基于流体分配的微加工方法及其应用研究

发布时间：2018-03-03 20:07

  本文选题：微加工　切入点：流体分配　出处：《哈尔滨工业大学》2017年博士论文　论文类型：学位论文

【摘要】：微米级结构越来越多的应用于微机电系统、微流控装置以及微光学器件等领域。但是,现有的微加工技术难以同时兼顾在设备成本、执行过程复杂程度、设计制造灵活性和加工分辨率等,例如光刻技术虽然能够制造出极小尺寸的结构,但是需要经历繁琐步骤且缺乏设计灵活性。因此严重的制约了微米级结构的进一步广泛应用。

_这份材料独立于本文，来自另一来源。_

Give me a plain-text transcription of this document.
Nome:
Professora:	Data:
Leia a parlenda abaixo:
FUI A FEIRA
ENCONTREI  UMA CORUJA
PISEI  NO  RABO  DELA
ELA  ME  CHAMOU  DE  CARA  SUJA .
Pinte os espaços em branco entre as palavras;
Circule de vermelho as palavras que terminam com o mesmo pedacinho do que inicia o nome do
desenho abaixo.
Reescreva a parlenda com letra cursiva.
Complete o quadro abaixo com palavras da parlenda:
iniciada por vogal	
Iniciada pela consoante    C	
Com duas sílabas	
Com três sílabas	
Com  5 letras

针对目前微加工方法的不足,本文将在构建机器人化流体分配微加工系统和理论分析加工过程的基础上,利用不同性质的功能性流体和制造策略,进行不同机器人化流体分配微加工方法及其应用的研究。首先通过使用自制微米级微管和显微视觉反馈系统,构建具有单次分配百飞升(10-15 L)数量级流体能力的机器人化流体分配微加工系统。提出机器人化流体分配微加工的基本策略。然后对微加工过程进行理论分析,根据流体流变性质的不同,分别建立牛顿型流体在微管中流动模型和非牛顿型流体在微管中流动模型。建立基于考虑接触角滞后Young-Laplace方程的微管尖端到基底流体传输模型,并通过仿真研究得到各工作参数与微管尖端和基底表面之间液桥毛细力的关系。利用牛顿型流体,实现基于牛顿型流体的流体分配微加工方法。提出基于机器人化分配氢氟化钾水溶液的二氧化硅直写式刻蚀方法。该方法具有间隔和连续两种工作模式,可分别制造出点和线型刻蚀特征。理论分析二氧化硅直写式刻蚀的终极分辨率和边界粗糙度,实验研究微管运动速度和应用压强对点和线型刻蚀特征形状和大小的影响。验证直写式刻蚀的二氧化硅薄膜作为硬掩膜选择性各向异刻蚀单晶硅的有效性。提出基于机器人分配紫外固化透明聚合物的球面型和圆柱面型微透镜制造方法。分析影响微透镜制造方法成败的工作参数,实验研究停留时间和应用压强对球面型微透镜直径的影响规律,实验研究微管运动速度和应用压强对圆柱面型微透镜宽度的影响规律。并分别展示所能实现的最小球面型微透镜直径和最小圆柱面型微透镜宽度。对所制造的微透镜及其阵列的表面形貌,大小稳定性和聚光能力进行表征,验证基于机器人化分配紫外固化透明聚合物的球面型和圆柱面型平凸微透镜阵列制造方法的有效性和可靠性。实现机器人化分配紫外固化透明聚合物的球面型和圆柱面型平凸微透镜阵列制造方法。通过控制液桥液滴添加的位置,该方法可分别在“点融合”模式下获得“点”型三维微结构,在“点连点”模式下获得“线”型三维微结构。通过改变基底表面的疏水性、调节液桥液滴体积的大小和设计预先固定特征的形状和相对大小等,方便地获得各种各样形貌的三维微结构,例如直线、三角形、四边形、五边形和六边形限制特征。最后展示该方法在微流控领域中制造圆形横截面微流控沟道铸造模具,在微光学领域中制造类半椭圆型和圆柱面型平凸微透镜及其阵列。利用粘弹性流体,实现基于粘弹性流体的流体分配微加工方法。提出基于机器人化分配粘弹性流体的快速成型圆型横截面微流控沟道的方法。研究各工作参数(微管运动速度、应用压强、微管与基底之间距离和沉积层数)对微流控沟道横截面形状和大小的影响,研究基底表面疏水性对铸造模具边缘处弧度缺陷的影响,得到该快速成型方法的极限分辨率,并利用“液体绳绕”效应直接构造出曲线型的微流控沟道模具。通过制造各种复杂的微流控结构展示该方法的可行性。提出基于机器人化分配粘弹性流体的薄膜微图案直写式加工方法。研究各工作参数(微管运动速度、应用压强、微管与基底之间距离)对被沉积特征宽度的影响,研究硅酮流体由微管尖端到基底表面的传输模式,并应用于分别制造玻璃基底上的铜微电极、二氧化硅硬掩膜和金属铬透明玻璃光掩膜。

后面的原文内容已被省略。